Les deux types d’entreprises coexistent dans l’économie, ont des rôles différents, complémentaires et on ne peut pas dire que l’une va prendre le pas sur l’autre, que l’un va disparaître au profit de l’autre.

Factuellement la seconde catégorie regroupe aujourd’hui et depuis longtemps le plus grand nombre d’emplois, assure la plus grande partie de la valeur ajoutée et la plus grande partie des innovations.

Une entreprise de la seconde catégorie doit trouver des ressources financières qui lui permettront de financer ses investissements au sens large du terme : variation du BFR, couverture des pertes de départ pour une start-up, investissement dans un programme de R&D, construction d’une nouvelle usine, acquisition d’un réseau de distribution, etc.

Mais ceux qui lui confient des fonds, les investisseurs, qu’ils soient prêteurs, banquiers ou actionnaires, ne le font pas sans demander un taux de rentabilité minimum fonction du risque couru. Ceci pour une raison simple : il est toujours plus agréable d’aller dépenser 100 € ce soir dans un dîner à deux que d’épargner ces 100 € pour récupérer dans un an ou dans 10 ans 100 €, soit la même somme sans aucun intérêt. Avec un taux d’intérêt nul, l’immense majorité des humains va consommer tout de suite et ne rien épargner au-delà de quelques jours. C’est ce que l’on appelle la préférence pour le présent et qui est un trait du caractère humain bien établi, à travers les millénaires et à travers les continents. Le taux d’intérêt n’est donc fondamentalement au niveau de l’individu que la rémunération de la renonciation à une consommation immédiate au profit d’une consommation future espérée supérieure ; ce qui permet, au niveau de la société, de constituer des surplus permettant d’investir pour le futur et de permettre des progrès.

Donc ceux qui financent les entreprises du second type attendent un taux de rentabilité sur leurs investissements, sinon ils n’investiraient pas. Ce qui ne les empêche pas non plus de financer en parallèle les entreprises du premier type. Ainsi par exemple Warren Buffett, l’un des investisseurs les plus talentueux de notre époque, mais aussi l’un des plus grands philanthropes de tous les temps. Mais il ne peut le faire que parce que, parti de rien, ses financements des entreprises du second type ont été très avisés, ce qui lui a donné des moyens qu’il n’avait pas au départ.

De la même façon que l’entreprise acquiert des matières premières en les payant, qu’elle obtient de ses ressources humaines du temps de travail physique ou intellectuel en les payant, l’entreprise obtient des investisseurs des ressources financières en les payant (le taux d’intérêt est le prix de l’argent, comme le salaire est le prix du travail).

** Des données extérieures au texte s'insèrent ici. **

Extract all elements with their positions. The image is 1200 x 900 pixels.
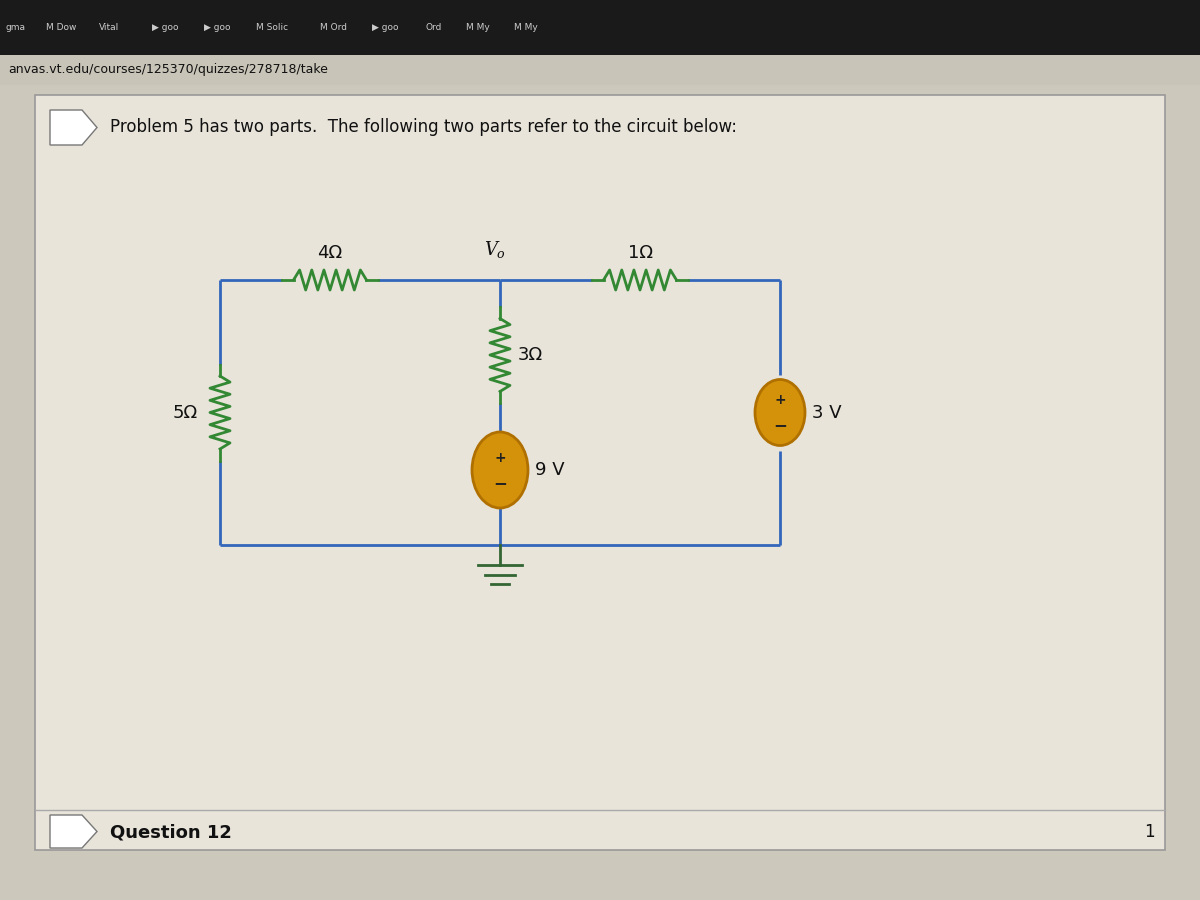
Text: 9 V: 9 V (535, 461, 565, 479)
FancyBboxPatch shape (0, 0, 1200, 55)
Text: ▶ goo: ▶ goo (151, 23, 178, 32)
Text: +: + (774, 393, 786, 408)
Text: ▶ goo: ▶ goo (204, 23, 230, 32)
Ellipse shape (472, 432, 528, 508)
Text: anvas.vt.edu/courses/125370/quizzes/278718/take: anvas.vt.edu/courses/125370/quizzes/2787… (8, 64, 328, 76)
Polygon shape (50, 815, 97, 848)
Ellipse shape (755, 380, 805, 446)
Text: −: − (773, 417, 787, 435)
Text: Vital: Vital (98, 23, 119, 32)
Text: M Dow: M Dow (47, 23, 77, 32)
FancyBboxPatch shape (35, 95, 1165, 850)
Text: 4Ω: 4Ω (318, 244, 342, 262)
Text: 5Ω: 5Ω (173, 403, 198, 421)
Text: M Ord: M Ord (320, 23, 347, 32)
Text: −: − (493, 474, 506, 492)
Text: gma: gma (5, 23, 25, 32)
Text: Problem 5 has two parts.  The following two parts refer to the circuit below:: Problem 5 has two parts. The following t… (110, 118, 737, 136)
FancyBboxPatch shape (0, 55, 1200, 85)
Polygon shape (50, 110, 97, 145)
Text: ▶ goo: ▶ goo (372, 23, 398, 32)
Text: Question 12: Question 12 (110, 823, 232, 841)
Text: +: + (494, 451, 506, 465)
Text: $V_o$: $V_o$ (484, 239, 506, 260)
Text: 3Ω: 3Ω (518, 346, 544, 364)
Text: Ord: Ord (425, 23, 442, 32)
Text: M My: M My (514, 23, 538, 32)
Text: 1Ω: 1Ω (628, 244, 653, 262)
Text: M Solic: M Solic (257, 23, 289, 32)
Text: 1: 1 (1145, 823, 1154, 841)
Text: 3 V: 3 V (812, 403, 841, 421)
Text: M My: M My (467, 23, 491, 32)
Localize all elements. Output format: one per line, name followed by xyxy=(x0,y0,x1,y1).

De la même façon qu’une entreprise, en tant qu’entité humaine, ne pourra pas survivre si elle n’est pas capable, dans la durée, de vendre ses biens et ses services à un prix supérieur à son prix de revient ; une entreprise ne pourra pas non plus survivre si elle n’est pas capable, dans la durée, de gagner sur ses actifs un taux de rentabilité au moins égal au coût des ressources financières qu’elle a demandées et obtenues. Ce n’est pas la dictature de la finance, c’est simplement une condition de survie. Si l’entreprise ne paie pas ses salariés, ceux-ci vont la quitter ; et on peut les comprendre. Il en est de même pour les investisseurs.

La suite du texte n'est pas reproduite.